Monday, July 15, 2013

Don't Be That Guy

jury 1
Photo credit: Matt Freedman
The other day, I read a blog post about how to get out of jury duty. I expected it to be a joke, but no. It was a list of the excuses the writer's fellow potential jurists used to get out of jury duty. Including the lame pretending to know the defendant.

What really bugged me was that the writer said that she was planning on using one of these lame excuses when she's called up again several years from now. And I get that she's pissed off that she had a case that lasted over a week, and that jury duty pays less than minimum wage (and what the fuck is up with that anyway?). And I get that she'll probably do her civic duty next time too.


The whole thing raised my hackles (which is a great expression that we should use much more often in common conversation). And I want to make it clear that my reaction had nothing to do with this particular person. And had everything to do with the way people in general wail and moan and gnash their teeth when they get called up for jury duty. 
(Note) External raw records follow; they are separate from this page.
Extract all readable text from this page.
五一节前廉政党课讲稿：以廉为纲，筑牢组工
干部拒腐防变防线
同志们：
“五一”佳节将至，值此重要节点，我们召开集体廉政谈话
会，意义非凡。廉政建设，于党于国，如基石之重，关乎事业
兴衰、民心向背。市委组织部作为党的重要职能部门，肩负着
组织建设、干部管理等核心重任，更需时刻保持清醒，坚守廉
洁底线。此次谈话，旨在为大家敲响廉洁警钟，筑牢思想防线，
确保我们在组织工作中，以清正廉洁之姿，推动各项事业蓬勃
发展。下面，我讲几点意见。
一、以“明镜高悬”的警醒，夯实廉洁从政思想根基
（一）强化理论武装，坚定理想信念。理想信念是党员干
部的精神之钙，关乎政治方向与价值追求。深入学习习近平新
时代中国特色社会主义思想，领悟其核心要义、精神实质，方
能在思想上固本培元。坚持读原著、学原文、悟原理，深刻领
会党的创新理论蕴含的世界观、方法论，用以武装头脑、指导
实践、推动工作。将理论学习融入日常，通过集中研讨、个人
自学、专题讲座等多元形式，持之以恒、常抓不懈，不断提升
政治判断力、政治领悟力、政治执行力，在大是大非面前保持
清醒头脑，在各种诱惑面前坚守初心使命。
You know the worst part of my last jury duty experience? The assholes who were determined to get out of it. The guy who approached the bench and started pointing at different people in the courtroom, probably claiming to know the attorneys, the defendant, and everyone else named in the case. While 20-30 people sat there waiting for him to finish his little performance. The woman who was clearly suffering from seasonal allergies and wearing a sweatshirt covered in cat hair, which bothered my allergies (she didn't get picked, presumably because she looked so spacy). One woman there was doting on her and feeling so bad for her because she was so clearly not feeling well. I'm pretty sure she just skipped her allergy pills so she wouldn't get selected.

You know what grown-ups do? They show up for jury duty and just roll with it. The one time I served on a case, we had the slowest talking judge evers, so it lasted twice as long as it needed to. But you know what? Based on the evidence they presented to us, the prosecution  never should've charged the guy and I was proud to be one of the twelve people who exonerated him. Hell, one of the alternate jurors gave me his phone numbers so I could call him and let him know how the case turned out.
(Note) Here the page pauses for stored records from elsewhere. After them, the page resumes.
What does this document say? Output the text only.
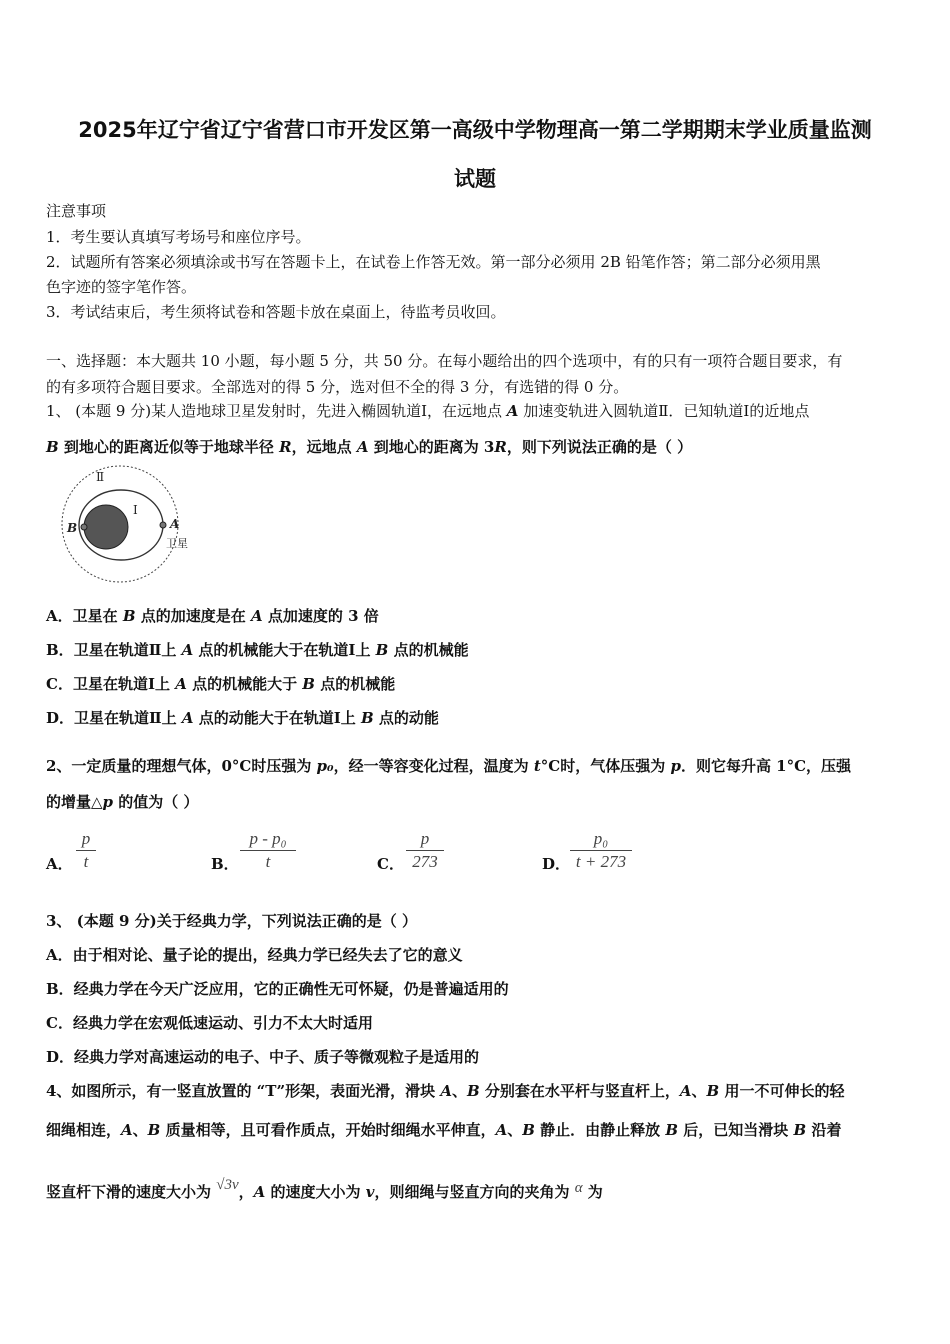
2025年辽宁省辽宁省营口市开发区第一高级中学物理高一第二学期期末学业质量监测
试题
注意事项
1．考生要认真填写考场号和座位序号。
2．试题所有答案必须填涂或书写在答题卡上，在试卷上作答无效。第一部分必须用 2B 铅笔作答；第二部分必须用黑
色字迹的签字笔作答。
3．考试结束后，考生须将试卷和答题卡放在桌面上，待监考员收回。
一、选择题：本大题共 10 小题，每小题 5 分，共 50 分。在每小题给出的四个选项中，有的只有一项符合题目要求，有
的有多项符合题目要求。全部选对的得 5 分，选对但不全的得 3 分，有选错的得 0 分。
1、 (本题 9 分)某人造地球卫星发射时，先进入椭圆轨道Ⅰ，在远地点 A 加速变轨进入圆轨道Ⅱ．已知轨道Ⅰ的近地点
B 到地心的距离近似等于地球半径 R，远地点 A 到地心的距离为 3R，则下列说法正确的是（ ）
Ⅱ
Ⅰ
B	A
卫星
A．卫星在 B 点的加速度是在 A 点加速度的 3 倍
B．卫星在轨道Ⅱ上 A 点的机械能大于在轨道Ⅰ上 B 点的机械能
C．卫星在轨道Ⅰ上 A 点的机械能大于 B 点的机械能
D．卫星在轨道Ⅱ上 A 点的动能大于在轨道Ⅰ上 B 点的动能
2、一定质量的理想气体，0°C时压强为 p₀，经一等容变化过程，温度为 t°C时，气体压强为 p．则它每升高 1°C，压强
的增量△p 的值为（ ）
A．
p
t	B．
p - p₀
t	C．
p
273	D．
p₀
t + 273
3、 (本题 9 分)关于经典力学，下列说法正确的是（ ）
A．由于相对论、量子论的提出，经典力学已经失去了它的意义
B．经典力学在今天广泛应用，它的正确性无可怀疑，仍是普遍适用的
C．经典力学在宏观低速运动、引力不太大时适用
D．经典力学对高速运动的电子、中子、质子等微观粒子是适用的
4、如图所示，有一竖直放置的 “T”形架，表面光滑，滑块 A、B 分别套在水平杆与竖直杆上，A、B 用一不可伸长的轻
细绳相连，A、B 质量相等，且可看作质点，开始时细绳水平伸直，A、B 静止．由静止释放 B 后，已知当滑块 B 沿着
竖直杆下滑的速度大小为 √3v，A 的速度大小为 v，则细绳与竖直方向的夹角为 α 为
That's how not boring and not lame it was.

The first time I was called for jury duty, I didn't get on a case. But I remember seeing one jury leaving for the day. They'd been selected, but the case wasn't starting that day. They were all dressed in business suits, or at least some of them were--ready to go into work as soon as they were excused for the day. They were already making friends and chatting with each other, clearly enthused about the case. Clearly, these people were not miserable that they'd been stuck on a jury.
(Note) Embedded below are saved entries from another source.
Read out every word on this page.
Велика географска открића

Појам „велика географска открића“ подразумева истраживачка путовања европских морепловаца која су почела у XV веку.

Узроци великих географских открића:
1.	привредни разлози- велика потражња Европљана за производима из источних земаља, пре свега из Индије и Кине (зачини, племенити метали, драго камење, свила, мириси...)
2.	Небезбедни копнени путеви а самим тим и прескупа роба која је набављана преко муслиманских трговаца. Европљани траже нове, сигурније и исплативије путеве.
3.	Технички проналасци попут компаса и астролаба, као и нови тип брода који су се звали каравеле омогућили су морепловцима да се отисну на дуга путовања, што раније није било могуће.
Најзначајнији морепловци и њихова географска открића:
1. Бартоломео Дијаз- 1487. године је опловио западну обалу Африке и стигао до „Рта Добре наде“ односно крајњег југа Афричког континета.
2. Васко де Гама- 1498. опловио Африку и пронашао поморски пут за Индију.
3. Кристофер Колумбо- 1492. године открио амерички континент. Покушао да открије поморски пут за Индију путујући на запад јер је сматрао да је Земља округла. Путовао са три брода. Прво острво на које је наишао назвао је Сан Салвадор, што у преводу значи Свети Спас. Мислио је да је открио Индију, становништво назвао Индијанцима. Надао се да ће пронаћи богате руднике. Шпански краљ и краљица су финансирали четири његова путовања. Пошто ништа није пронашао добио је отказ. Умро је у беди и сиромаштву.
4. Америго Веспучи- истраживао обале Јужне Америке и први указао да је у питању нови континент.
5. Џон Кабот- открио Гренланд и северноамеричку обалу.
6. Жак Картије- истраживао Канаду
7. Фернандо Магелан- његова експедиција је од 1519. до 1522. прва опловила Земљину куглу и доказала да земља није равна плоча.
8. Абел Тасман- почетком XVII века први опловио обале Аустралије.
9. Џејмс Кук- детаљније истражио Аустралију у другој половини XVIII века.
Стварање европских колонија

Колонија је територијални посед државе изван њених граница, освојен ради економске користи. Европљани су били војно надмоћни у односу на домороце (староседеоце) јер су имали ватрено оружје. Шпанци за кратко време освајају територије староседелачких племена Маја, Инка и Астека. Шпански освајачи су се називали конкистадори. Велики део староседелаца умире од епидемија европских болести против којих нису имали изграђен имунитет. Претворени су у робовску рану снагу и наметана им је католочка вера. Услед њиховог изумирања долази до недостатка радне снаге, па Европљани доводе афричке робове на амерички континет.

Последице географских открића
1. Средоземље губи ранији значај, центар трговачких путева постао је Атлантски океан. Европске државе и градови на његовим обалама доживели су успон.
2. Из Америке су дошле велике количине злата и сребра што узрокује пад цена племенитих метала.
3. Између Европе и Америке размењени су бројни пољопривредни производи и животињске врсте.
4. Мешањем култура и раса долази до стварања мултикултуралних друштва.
I dunno. Maybe it's better for the system that jerks make themselves known by their lame excuses. But that doesn't mean the rest of us should aspire to join them.

What are your jury duty stories?


  1. Have you ever seen the tv show, Reba? There is an episode where Barbra Jean has Jury Duty and she is trying to get picked. She steals another jurors number, she jumps up and down saying "pick me!" I've only had jury duty once and that's how I felt. Now, I'm salaried, so I wasn't losing wages for the day and it was a nice change from the ordinary. Unfortunately, they just left me sitting in the hallway all day and never even called me into a courtroom. I was bummed.

  2. Once, in the 90s (before we had smart phones) I sat in Jury Duty waiting hell for three days. I brought a scrabble game with me and before I knew it, everyone wanted to hang out and play. It went from waiting hell to 'wish we could hang out longer.'


  3. I once made the mistake of bringing Gravity's Rainbow by Thomas Pynchon with me to jury duty. All I knew about it going in was that it was a long book that I never gotten around to reading. What I know now is that it's really hard to get through and most people give up before the end.

    Imagine waiting around all day with only that to read.

  4. I've never been called - except once I did get a summons letter from a county I don't live in, but if I ever do, I will go, I will serve on a jury if called, and like you, I will feel proud to do it well. It's not like I really WANT to go, but it's just one of those things you do because you're supposed to, like... buying car insurance or something.